还没等他继续拷问还是用刑,我就很没骨气地慌忙blah招出去四十里地。从那天被“狮鹫之心”的力量带回谢尔戈开始,至我以玫芙的脸孔出现在泽希尔的大营前那一刻为止,这其中所有的已知的未知的阴谋阳谋,来龙去脉,因为所以,我统统以一种说评书的形式生动详尽地娓娓道来,直让我唯一的听众听得是脸色变了数次,最后停留在铁青上。
最后他黑着脸下了个结论:“这么说来,明天一战,我们要面对的形势也许很艰苦了。”
我慌忙宽慰他:“啊不会的不会的。拜娅拉就算召唤出再多的恶魔,泽希尔一招‘驱散’不就搞定了么?!何况还有你这个大英雄冲锋在前……多了你和艾罗兰的勇士们的助力,何愁塔伦嘉德不克?!”
我说得甚是慷慨激昂。本来么,这个游戏看起来不太像是史诗级难度或者vey had模式。那么这最后一役应该也不会太难打。何况眼下又有游戏里没发生过的一项重大利好——芬丹前来助拳,那么拜娅拉就算把整个熔岩地狱打杂的烧火的炊事班抡锅铲的都召唤到地面上来,也不过就是稍微延长个一时半刻作战的时长而已。万万不可能影响得到这个游戏的最终结局。

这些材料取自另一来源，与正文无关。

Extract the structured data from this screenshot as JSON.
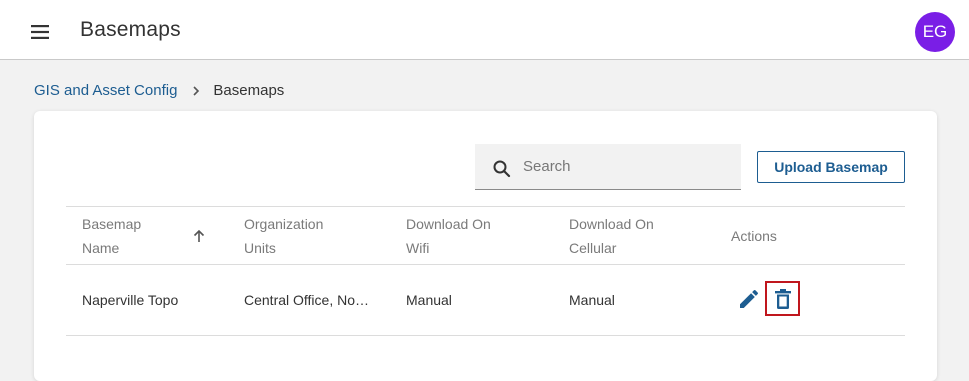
{
  "appbar": {
    "title": "Basemaps",
    "avatar_initials": "EG"
  },
  "breadcrumb": {
    "parent": "GIS and Asset Config",
    "current": "Basemaps"
  },
  "toolbar": {
    "search_placeholder": "Search",
    "upload_label": "Upload Basemap"
  },
  "table": {
    "columns": [
      {
        "label": "Basemap Name",
        "line1": "Basemap",
        "line2": "Name"
      },
      {
        "label": "Organization Units",
        "line1": "Organization",
        "line2": "Units"
      },
      {
        "label": "Download On Wifi",
        "line1": "Download On",
        "line2": "Wifi"
      },
      {
        "label": "Download On Cellular",
        "line1": "Download On",
        "line2": "Cellular"
      },
      {
        "label": "Actions",
        "line1": "Actions",
        "line2": ""
      }
    ],
    "rows": [
      {
        "name": "Naperville Topo",
        "org_units": "Central Office, No…",
        "wifi": "Manual",
        "cellular": "Manual"
      }
    ]
  },
  "colors": {
    "accent": "#1d5d91",
    "avatar": "#7a1ee6",
    "highlight": "#c0161d"
  },
  "icons": {
    "menu": "hamburger-menu-icon",
    "search": "search-icon",
    "sort": "arrow-up-icon",
    "edit": "pencil-icon",
    "delete": "trash-icon",
    "chevron": "chevron-right-icon"
  }
}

只是芬丹既不是穿越女,更不知道这其中不能言说的弯弯绕。因此他格外声色俱厉地训斥我:“胡闹!你这是在拿我艾罗兰的勇士们的性命在开玩笑!假如你能保住 ‘狮鹫之心’不被拜娅拉夺去——”
我利落地截口道:“那么此刻你就等着替我收尸吧!”
这句话更加点燃了他的冲天怒焰。可是他大概也清楚我说得没错。因此一时间芬丹竟然噎住了,脸上一阵青一阵白,只能像头困兽一般正直而焦躁地开始在原地踱着圈子,脚底下似乎要把地面磨出一个大洞来。
最后他决定不理会我的耍横,径直冷冷地说:“在你变回黛蕾尔之前,身手稀松平常,不宜上阵,还是在大营里等着吧。”
我先是一怒,为着他怀疑我的身手。“就算玫芙本人功夫浅薄了点,我的本事可没丢掉!哼,放眼亚山,哪个女英雄是我的对手……”
然而我话没说完就突然悟了,继而一喜,迅速丢开先前与他怄气的那点小脾气,喜滋滋地挨近他面前,问道:“芬丹,你又把黛蕾尔的躯体保存在哪里了?……还是神树伯莱世嘉那里么?”
芬丹狠狠横了我一眼,似乎很受不了我的愚蠢和喜怒无常一般。
“不是。”
我继续不屈不挠地追问:“啊那怎么可能?我已经消失了这么久……你又带着大军在外,难道藏在你随身携带的箱子里么?”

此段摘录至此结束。